In eukaryotic cells, alternative cleavage of 3′ untranslated regions (UTRs) can affect transcript stability, transport and translation. For polyadenylated (poly(A)) transcripts, cleavage sites can be characterized with short-read sequencing using specialized library construction methods. However, for large-scale cohort studies as well as for clinical sequencing applications, it is desirable to characterize such events using RNA-seq data, as the latter are already widely applied to identify other relevant information, such as mutations, alternative splicing and chimeric transcripts.

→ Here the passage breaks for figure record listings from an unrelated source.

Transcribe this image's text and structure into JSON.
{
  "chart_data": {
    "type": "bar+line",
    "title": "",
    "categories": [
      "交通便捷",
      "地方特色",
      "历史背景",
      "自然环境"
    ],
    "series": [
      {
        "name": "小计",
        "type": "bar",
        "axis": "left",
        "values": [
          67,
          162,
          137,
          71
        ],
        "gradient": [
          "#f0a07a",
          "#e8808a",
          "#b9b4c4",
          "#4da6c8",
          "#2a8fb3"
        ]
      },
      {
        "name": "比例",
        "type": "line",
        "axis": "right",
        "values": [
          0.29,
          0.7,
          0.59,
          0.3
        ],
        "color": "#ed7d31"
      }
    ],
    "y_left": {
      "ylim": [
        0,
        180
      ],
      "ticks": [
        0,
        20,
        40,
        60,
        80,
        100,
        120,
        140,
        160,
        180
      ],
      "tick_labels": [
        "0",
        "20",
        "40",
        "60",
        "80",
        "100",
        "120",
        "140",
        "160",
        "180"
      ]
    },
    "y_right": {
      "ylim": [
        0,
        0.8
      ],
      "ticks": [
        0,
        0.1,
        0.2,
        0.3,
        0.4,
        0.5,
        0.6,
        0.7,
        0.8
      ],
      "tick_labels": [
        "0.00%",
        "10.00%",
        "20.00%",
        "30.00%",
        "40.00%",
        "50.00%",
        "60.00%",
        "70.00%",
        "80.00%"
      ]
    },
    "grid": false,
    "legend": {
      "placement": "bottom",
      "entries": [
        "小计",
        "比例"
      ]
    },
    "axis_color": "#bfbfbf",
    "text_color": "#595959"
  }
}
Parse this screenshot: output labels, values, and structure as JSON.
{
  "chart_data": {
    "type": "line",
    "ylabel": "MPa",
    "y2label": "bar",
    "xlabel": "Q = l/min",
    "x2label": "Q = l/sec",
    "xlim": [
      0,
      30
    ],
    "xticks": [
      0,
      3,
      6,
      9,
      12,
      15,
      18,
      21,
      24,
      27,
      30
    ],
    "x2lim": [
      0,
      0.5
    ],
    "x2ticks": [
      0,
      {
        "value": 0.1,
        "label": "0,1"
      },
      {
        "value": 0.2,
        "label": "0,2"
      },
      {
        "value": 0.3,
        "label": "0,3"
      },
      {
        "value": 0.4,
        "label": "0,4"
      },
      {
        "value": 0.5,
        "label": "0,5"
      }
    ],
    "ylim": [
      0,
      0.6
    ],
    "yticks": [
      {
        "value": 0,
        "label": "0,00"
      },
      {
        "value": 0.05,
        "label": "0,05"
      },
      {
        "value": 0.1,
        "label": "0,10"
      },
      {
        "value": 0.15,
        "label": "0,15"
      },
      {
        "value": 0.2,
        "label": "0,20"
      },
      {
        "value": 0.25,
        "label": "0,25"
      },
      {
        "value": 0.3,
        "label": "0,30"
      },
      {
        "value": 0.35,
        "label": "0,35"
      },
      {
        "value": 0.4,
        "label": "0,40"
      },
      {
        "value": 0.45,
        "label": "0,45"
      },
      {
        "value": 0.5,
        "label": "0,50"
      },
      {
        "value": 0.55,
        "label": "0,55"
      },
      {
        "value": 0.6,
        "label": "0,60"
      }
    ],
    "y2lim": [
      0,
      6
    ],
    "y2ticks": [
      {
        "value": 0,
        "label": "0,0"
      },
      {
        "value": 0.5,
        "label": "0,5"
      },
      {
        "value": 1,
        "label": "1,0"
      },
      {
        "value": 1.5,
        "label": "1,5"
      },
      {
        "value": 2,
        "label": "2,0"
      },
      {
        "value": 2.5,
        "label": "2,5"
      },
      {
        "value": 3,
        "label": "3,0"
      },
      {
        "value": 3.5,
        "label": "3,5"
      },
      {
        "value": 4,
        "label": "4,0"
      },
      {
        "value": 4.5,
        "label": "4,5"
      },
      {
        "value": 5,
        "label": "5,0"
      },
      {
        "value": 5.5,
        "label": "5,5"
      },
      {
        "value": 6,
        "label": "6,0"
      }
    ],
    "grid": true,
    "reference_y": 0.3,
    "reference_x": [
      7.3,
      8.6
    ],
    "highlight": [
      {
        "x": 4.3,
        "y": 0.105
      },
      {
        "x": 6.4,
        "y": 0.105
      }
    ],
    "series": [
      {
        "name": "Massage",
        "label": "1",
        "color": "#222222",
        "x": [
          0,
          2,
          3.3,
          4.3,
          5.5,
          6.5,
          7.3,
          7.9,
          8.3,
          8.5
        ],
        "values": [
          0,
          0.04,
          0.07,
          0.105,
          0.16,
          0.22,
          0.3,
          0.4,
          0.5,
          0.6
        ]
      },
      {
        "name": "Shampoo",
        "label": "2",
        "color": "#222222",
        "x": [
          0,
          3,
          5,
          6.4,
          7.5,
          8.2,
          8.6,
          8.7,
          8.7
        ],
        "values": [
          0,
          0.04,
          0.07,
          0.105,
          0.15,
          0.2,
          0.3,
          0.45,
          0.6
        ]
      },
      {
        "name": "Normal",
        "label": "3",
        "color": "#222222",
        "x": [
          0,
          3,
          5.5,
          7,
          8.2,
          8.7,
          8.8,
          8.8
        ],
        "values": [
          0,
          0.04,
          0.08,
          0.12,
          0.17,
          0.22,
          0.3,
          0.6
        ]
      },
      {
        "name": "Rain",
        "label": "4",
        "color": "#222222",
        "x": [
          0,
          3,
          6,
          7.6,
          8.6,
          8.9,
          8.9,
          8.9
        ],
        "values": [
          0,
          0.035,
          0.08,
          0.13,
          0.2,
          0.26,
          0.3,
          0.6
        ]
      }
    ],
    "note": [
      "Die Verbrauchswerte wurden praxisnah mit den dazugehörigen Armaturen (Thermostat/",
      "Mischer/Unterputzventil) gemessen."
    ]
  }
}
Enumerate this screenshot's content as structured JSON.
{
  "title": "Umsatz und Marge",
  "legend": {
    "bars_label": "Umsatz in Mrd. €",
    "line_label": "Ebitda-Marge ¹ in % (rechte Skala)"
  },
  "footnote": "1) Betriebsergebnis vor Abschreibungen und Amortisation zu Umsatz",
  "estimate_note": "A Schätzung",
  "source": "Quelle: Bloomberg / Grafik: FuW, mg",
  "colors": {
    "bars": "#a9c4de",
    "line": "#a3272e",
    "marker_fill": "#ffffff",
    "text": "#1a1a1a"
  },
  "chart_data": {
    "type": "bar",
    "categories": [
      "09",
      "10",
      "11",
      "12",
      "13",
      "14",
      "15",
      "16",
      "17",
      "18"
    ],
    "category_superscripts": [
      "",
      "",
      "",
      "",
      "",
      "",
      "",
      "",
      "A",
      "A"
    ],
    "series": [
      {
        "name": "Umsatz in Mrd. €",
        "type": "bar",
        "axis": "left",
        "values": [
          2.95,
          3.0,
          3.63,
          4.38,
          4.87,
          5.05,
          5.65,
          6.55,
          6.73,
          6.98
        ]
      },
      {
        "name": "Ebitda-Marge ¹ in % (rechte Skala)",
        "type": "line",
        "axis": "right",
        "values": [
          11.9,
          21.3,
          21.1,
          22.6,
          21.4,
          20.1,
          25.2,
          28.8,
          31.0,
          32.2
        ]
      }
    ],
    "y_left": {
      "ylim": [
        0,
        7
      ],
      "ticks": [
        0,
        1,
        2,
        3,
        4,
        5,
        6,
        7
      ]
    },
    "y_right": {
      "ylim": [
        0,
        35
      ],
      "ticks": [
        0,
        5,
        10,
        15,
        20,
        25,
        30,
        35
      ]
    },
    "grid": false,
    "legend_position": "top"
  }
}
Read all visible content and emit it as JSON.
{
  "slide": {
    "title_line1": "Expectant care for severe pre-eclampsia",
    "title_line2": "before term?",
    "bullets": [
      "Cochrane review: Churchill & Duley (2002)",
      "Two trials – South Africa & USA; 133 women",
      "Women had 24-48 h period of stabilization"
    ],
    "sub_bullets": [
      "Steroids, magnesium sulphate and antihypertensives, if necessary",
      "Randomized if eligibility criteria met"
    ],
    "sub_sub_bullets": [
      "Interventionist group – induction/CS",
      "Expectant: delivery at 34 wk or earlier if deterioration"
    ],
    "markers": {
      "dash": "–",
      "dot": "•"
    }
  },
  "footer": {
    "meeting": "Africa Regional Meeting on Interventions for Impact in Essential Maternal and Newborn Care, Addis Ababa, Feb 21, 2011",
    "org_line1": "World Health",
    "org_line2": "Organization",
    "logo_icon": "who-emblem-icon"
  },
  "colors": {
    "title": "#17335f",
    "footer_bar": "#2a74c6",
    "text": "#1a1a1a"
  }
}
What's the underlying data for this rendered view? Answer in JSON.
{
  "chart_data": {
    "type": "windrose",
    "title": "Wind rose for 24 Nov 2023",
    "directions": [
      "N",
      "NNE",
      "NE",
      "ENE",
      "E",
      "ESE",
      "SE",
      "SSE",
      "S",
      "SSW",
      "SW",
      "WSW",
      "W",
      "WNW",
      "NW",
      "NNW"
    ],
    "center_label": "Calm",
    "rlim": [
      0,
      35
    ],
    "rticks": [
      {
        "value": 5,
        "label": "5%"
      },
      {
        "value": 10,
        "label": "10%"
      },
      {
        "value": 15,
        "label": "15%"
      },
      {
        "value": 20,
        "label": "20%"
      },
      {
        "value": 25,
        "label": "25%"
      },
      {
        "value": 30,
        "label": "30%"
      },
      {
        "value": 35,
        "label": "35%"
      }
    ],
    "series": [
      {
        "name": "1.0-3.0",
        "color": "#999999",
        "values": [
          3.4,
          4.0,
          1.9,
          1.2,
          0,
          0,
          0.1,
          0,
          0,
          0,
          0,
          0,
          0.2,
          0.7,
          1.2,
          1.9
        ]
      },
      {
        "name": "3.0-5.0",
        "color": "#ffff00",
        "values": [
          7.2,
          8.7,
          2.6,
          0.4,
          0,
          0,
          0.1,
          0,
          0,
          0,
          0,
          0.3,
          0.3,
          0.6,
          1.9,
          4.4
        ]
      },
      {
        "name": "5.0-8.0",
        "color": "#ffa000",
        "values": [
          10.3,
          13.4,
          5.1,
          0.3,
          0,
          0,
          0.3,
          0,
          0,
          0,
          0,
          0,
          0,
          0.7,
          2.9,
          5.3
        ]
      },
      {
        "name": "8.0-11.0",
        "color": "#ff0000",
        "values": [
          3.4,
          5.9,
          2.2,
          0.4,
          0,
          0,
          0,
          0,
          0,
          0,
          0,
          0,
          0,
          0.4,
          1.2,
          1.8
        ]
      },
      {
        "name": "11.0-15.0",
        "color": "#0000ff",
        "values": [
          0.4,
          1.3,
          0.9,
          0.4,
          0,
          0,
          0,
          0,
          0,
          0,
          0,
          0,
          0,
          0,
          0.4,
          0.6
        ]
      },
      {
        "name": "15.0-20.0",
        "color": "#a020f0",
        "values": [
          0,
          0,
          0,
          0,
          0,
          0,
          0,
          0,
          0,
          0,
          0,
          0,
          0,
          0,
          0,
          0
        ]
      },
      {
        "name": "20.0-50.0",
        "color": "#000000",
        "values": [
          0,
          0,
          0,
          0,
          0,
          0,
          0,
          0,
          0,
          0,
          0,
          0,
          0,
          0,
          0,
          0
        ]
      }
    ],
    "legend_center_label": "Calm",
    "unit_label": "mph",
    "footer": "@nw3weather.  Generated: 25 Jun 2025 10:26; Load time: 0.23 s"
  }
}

Here researchers from the Michael Smith Genome Sciences Centre describe KLEAT, an analysis tool that uses de novo assembly of RNA-seq data to characterize cleavage sites on 3′ UTRs. They demonstrate the performance of KLEAT on three cell line RNA-seq libraries constructed and sequenced by the ENCODE project, and assembled using Trans-ABySS. Validating the KLEAT predictions with matched ENCODE RNA-seq and RNA-PET libraries, the researchers show that the tool has over 90% positive predictive value when there are at least three RNA-seq reads supporting a poly(A) tail and requiring at least three RNA-PET reads mapping within 100 nucleotides as validation. They also compare the performance of KLEAT with other popular RNA-seq analysis pipelines that reconstruct 3′ UTR ends, and show that it performs favourably, based on an ROC-like curve.
Availability – KLEAT is available at www.bcgsc.ca/platform/bioinfo/software, and is offered free for academic use.